C'est paradoxal: la qualité de l'air est bien meilleure qu'il y a dix ans, mais les gens sont bien plus conscients du fait qu'elle doit être meilleure. Et c'est aussi le cas dans nos intérieurs.”
Pas toujours dans la pratique
Toutefois, cela ne se traduit pas toujours par des conséquences directes lors d'une construction ou d'une rénovation approfondie, car le secteur de la construction est parfois assez conservateur à cet égard.
On entend régulièrement dire: nous faisons comme ça depuis dix ans. C'est peut-être bien beau, mais les choses ont changé en dix ans. Tant en termes de sensibilisation que de réglementation.

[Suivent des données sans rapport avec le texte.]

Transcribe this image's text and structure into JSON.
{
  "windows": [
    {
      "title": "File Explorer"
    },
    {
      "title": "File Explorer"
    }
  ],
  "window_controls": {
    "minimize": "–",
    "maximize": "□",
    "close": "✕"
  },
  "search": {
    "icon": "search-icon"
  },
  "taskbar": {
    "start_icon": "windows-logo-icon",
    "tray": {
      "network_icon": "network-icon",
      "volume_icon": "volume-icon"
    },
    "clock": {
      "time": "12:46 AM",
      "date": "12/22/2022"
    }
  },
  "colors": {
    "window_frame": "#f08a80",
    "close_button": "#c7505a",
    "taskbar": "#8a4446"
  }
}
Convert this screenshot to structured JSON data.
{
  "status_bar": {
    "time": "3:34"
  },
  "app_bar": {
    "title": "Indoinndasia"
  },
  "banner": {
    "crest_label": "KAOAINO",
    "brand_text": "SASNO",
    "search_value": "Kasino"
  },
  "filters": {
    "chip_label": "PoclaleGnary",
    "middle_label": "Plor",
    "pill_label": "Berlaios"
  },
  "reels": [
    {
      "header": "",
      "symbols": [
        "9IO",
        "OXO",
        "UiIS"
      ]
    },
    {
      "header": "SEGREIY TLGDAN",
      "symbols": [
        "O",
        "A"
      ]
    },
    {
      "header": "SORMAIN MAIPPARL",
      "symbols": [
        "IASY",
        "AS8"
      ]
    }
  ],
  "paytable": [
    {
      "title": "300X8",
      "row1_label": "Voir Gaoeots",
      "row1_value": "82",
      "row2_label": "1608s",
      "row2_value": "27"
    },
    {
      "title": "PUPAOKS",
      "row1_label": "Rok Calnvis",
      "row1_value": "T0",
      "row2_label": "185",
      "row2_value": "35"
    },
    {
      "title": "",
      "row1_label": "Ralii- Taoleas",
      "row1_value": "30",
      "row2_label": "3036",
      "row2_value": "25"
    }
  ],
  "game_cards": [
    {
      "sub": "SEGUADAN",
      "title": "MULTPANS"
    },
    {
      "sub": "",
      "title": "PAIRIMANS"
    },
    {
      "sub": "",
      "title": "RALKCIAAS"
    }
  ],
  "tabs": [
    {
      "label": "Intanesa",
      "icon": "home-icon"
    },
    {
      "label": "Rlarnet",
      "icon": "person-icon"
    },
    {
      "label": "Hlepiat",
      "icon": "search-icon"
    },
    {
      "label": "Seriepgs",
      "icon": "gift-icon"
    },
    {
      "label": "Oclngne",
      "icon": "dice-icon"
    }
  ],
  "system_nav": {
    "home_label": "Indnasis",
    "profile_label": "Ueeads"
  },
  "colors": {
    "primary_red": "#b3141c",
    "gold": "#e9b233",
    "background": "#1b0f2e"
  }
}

Et puis certains essaient encore de répondre aux besoins énergétiques en économisant sur la qualité de l'air. Mais rien n'est plus faux.”
revirement
Néanmoins, les dirigeants de Metiz observent un revirement. ”Nous sommes souvent sollicités par le segment moyen du marché, par exemple par les petits bureaux et organisations qui ont moins facilement accès aux grandes sociétés d'ingénierie et de consultance. Ils veulent eux aussi un bâtiment confortable, avec une bonne qualité de l'air et une faible consommation d'énergie. La prise de conscience a vraiment changé par rapport à ce qu'on voyait avant.”